Anne Frank on the BBC

When I was thirteen, I read The Diary of Ann1211181588784e Frank at school, and as soon as I’d finished it, I started again. I can still practically quote sections from it, and moreover it started me in the habit of writing a diary. I was excited to hear that the BBC were producing a five-part series based on it, in the capable hands of Deborah Moggach, and last night’s first episode did not disappoint. No fiction could be better than this true story: the trials of adolescent life are mixed in with the much more serious trials of war, and of being Jewish in Nazi-occupied Amsterdam. Anne Frank’s enthusiasm for life, not even repressed by the banalities of life in the Secret Annexe, is very well-played by Ellie Kendrick, who even looks spookily like Anne. Her ups and downs, which Anne’s diary records as a dual nature – vivacious on the outside and serious and thoughtful on the inside – is portrayed perfectly. That this journey of self-discovery in hiding leads not to the brilliant career she dreams of, but to death in Belsen, is only one of the tragedies of the narrative.

Anne’s mother, Edith, played by Tamsin Greig, is one of the triumphs of this programme; Anne’s diary is often unsympathetic to her mother, as teenagers often are, but Moggach permits us to see her as a woman on the verge of a breakdown, angry at what was happening in the world and fearful for her family.
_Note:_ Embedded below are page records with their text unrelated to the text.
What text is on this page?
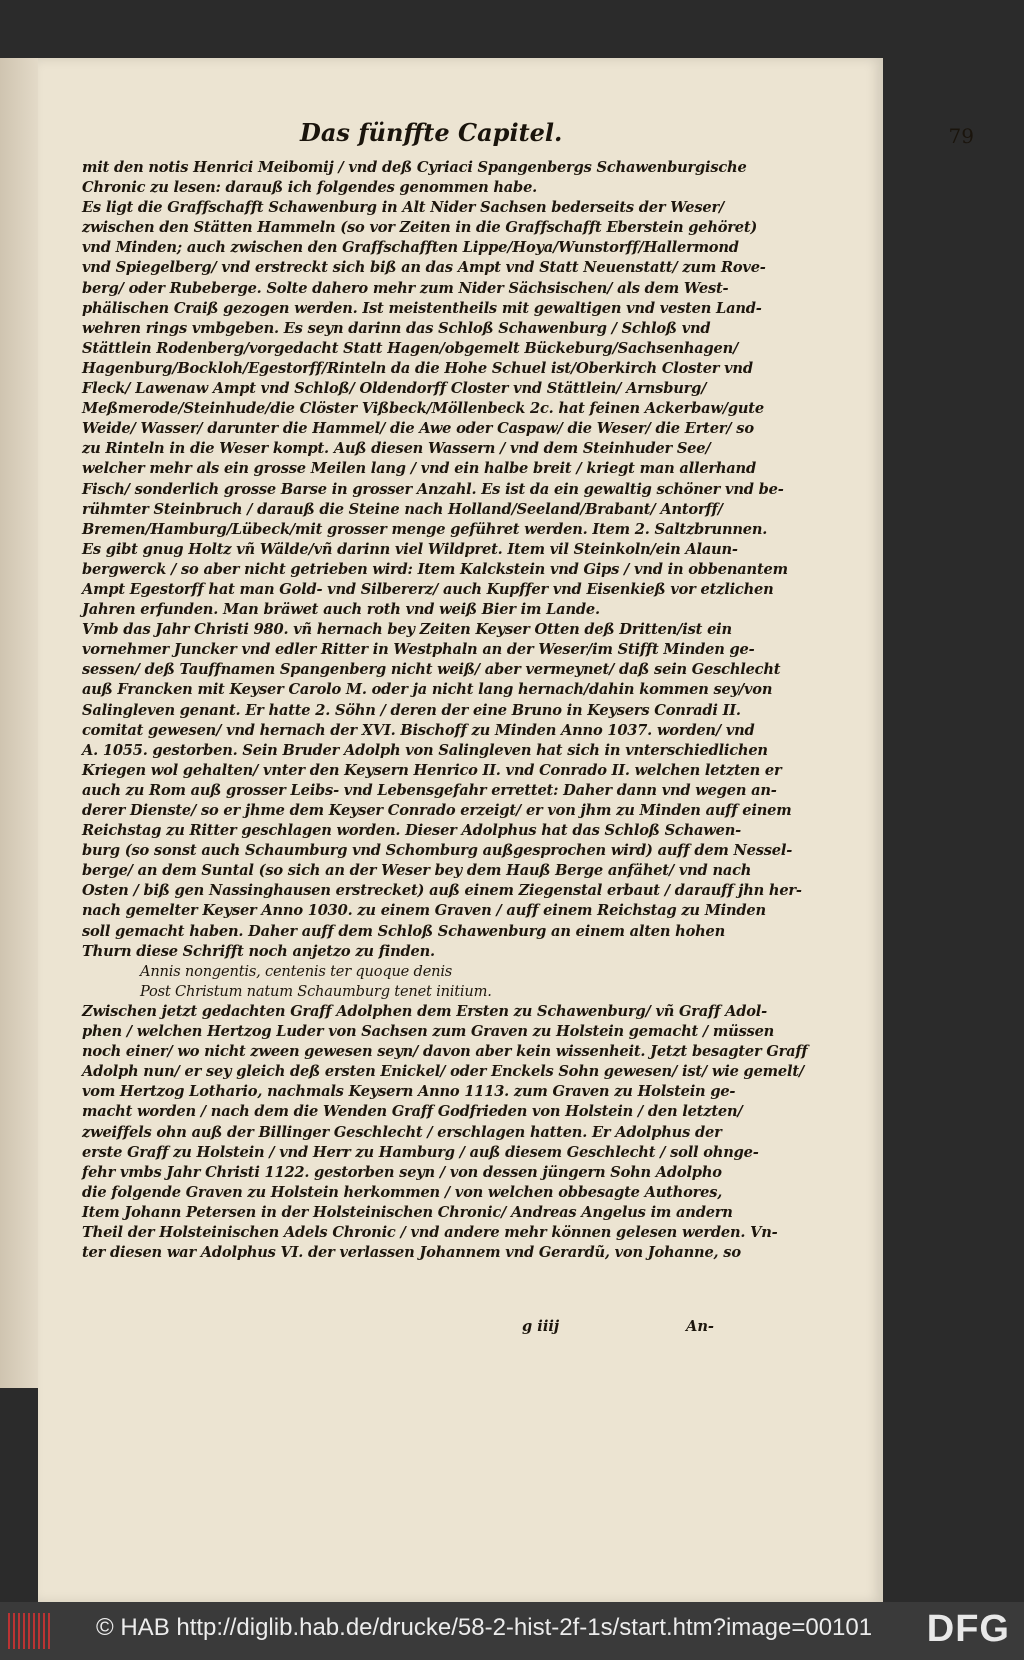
Das fünffte Capitel.	79
mit den notis Henrici Meibomij / vnd deß Cyriaci Spangenbergs Schawenburgische
Chronic zu lesen: darauß ich folgendes genommen habe.
Es ligt die Graffschafft Schawenburg in Alt Nider Sachsen bederseits der Weser/
zwischen den Stätten Hammeln (so vor Zeiten in die Graffschafft Eberstein gehöret)
vnd Minden; auch zwischen den Graffschafften Lippe/Hoya/Wunstorff/Hallermond
vnd Spiegelberg/ vnd erstreckt sich biß an das Ampt vnd Statt Neuenstatt/ zum Rove-
berg/ oder Rubeberge. Solte dahero mehr zum Nider Sächsischen/ als dem West-
phälischen Craiß gezogen werden. Ist meistentheils mit gewaltigen vnd vesten Land-
wehren rings vmbgeben. Es seyn darinn das Schloß Schawenburg / Schloß vnd
Stättlein Rodenberg/vorgedacht Statt Hagen/obgemelt Bückeburg/Sachsenhagen/
Hagenburg/Bockloh/Egestorff/Rinteln da die Hohe Schuel ist/Oberkirch Closter vnd
Fleck/ Lawenaw Ampt vnd Schloß/ Oldendorff Closter vnd Stättlein/ Arnsburg/
Meßmerode/Steinhude/die Clöster Vißbeck/Möllenbeck 2c. hat feinen Ackerbaw/gute
Weide/ Wasser/ darunter die Hammel/ die Awe oder Caspaw/ die Weser/ die Erter/ so
zu Rinteln in die Weser kompt. Auß diesen Wassern / vnd dem Steinhuder See/
welcher mehr als ein grosse Meilen lang / vnd ein halbe breit / kriegt man allerhand
Fisch/ sonderlich grosse Barse in grosser Anzahl. Es ist da ein gewaltig schöner vnd be-
rühmter Steinbruch / darauß die Steine nach Holland/Seeland/Brabant/ Antorff/
Bremen/Hamburg/Lübeck/mit grosser menge geführet werden. Item 2. Saltzbrunnen.
Es gibt gnug Holtz vñ Wälde/vñ darinn viel Wildpret. Item vil Steinkoln/ein Alaun-
bergwerck / so aber nicht getrieben wird: Item Kalckstein vnd Gips / vnd in obbenantem
Ampt Egestorff hat man Gold- vnd Silbererz/ auch Kupffer vnd Eisenkieß vor etzlichen
Jahren erfunden. Man bräwet auch roth vnd weiß Bier im Lande.
Vmb das Jahr Christi 980. vñ hernach bey Zeiten Keyser Otten deß Dritten/ist ein
vornehmer Juncker vnd edler Ritter in Westphaln an der Weser/im Stifft Minden ge-
sessen/ deß Tauffnamen Spangenberg nicht weiß/ aber vermeynet/ daß sein Geschlecht
auß Francken mit Keyser Carolo M. oder ja nicht lang hernach/dahin kommen sey/von
Salingleven genant. Er hatte 2. Söhn / deren der eine Bruno in Keysers Conradi II.
comitat gewesen/ vnd hernach der XVI. Bischoff zu Minden Anno 1037. worden/ vnd
A. 1055. gestorben. Sein Bruder Adolph von Salingleven hat sich in vnterschiedlichen
Kriegen wol gehalten/ vnter den Keysern Henrico II. vnd Conrado II. welchen letzten er
auch zu Rom auß grosser Leibs- vnd Lebensgefahr errettet: Daher dann vnd wegen an-
derer Dienste/ so er jhme dem Keyser Conrado erzeigt/ er von jhm zu Minden auff einem
Reichstag zu Ritter geschlagen worden. Dieser Adolphus hat das Schloß Schawen-
burg (so sonst auch Schaumburg vnd Schomburg außgesprochen wird) auff dem Nessel-
berge/ an dem Suntal (so sich an der Weser bey dem Hauß Berge anfähet/ vnd nach
Osten / biß gen Nassinghausen erstrecket) auß einem Ziegenstal erbaut / darauff jhn her-
nach gemelter Keyser Anno 1030. zu einem Graven / auff einem Reichstag zu Minden
soll gemacht haben. Daher auff dem Schloß Schawenburg an einem alten hohen
Thurn diese Schrifft noch anjetzo zu finden.
Annis nongentis, centenis ter quoque denis
Post Christum natum Schaumburg tenet initium.
Zwischen jetzt gedachten Graff Adolphen dem Ersten zu Schawenburg/ vñ Graff Adol-
phen / welchen Hertzog Luder von Sachsen zum Graven zu Holstein gemacht / müssen
noch einer/ wo nicht zween gewesen seyn/ davon aber kein wissenheit. Jetzt besagter Graff
Adolph nun/ er sey gleich deß ersten Enickel/ oder Enckels Sohn gewesen/ ist/ wie gemelt/
vom Hertzog Lothario, nachmals Keysern Anno 1113. zum Graven zu Holstein ge-
macht worden / nach dem die Wenden Graff Godfrieden von Holstein / den letzten/
zweiffels ohn auß der Billinger Geschlecht / erschlagen hatten. Er Adolphus der
erste Graff zu Holstein / vnd Herr zu Hamburg / auß diesem Geschlecht / soll ohnge-
fehr vmbs Jahr Christi 1122. gestorben seyn / von dessen jüngern Sohn Adolpho
die folgende Graven zu Holstein herkommen / von welchen obbesagte Authores,
Item Johann Petersen in der Holsteinischen Chronic/ Andreas Angelus im andern
Theil der Holsteinischen Adels Chronic / vnd andere mehr können gelesen werden. Vn-
ter diesen war Adolphus VI. der verlassen Johannem vnd Gerardũ, von Johanne, so
g iiij	An-
© HAB http://diglib.hab.de/drucke/58-2-hist-2f-1s/start.htm?image=00101 DFG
That the tale of people in hiding, who could never go outside, has managed to capture the imagination of so many readers over the last fifty years is a tribute to the career Anne might have had; it is personality, as much as if not more than war, which makes it compelling, and this series seems to depict that brilliantly.  I hope this production will introduce more thirteen-year-olds to the book as well.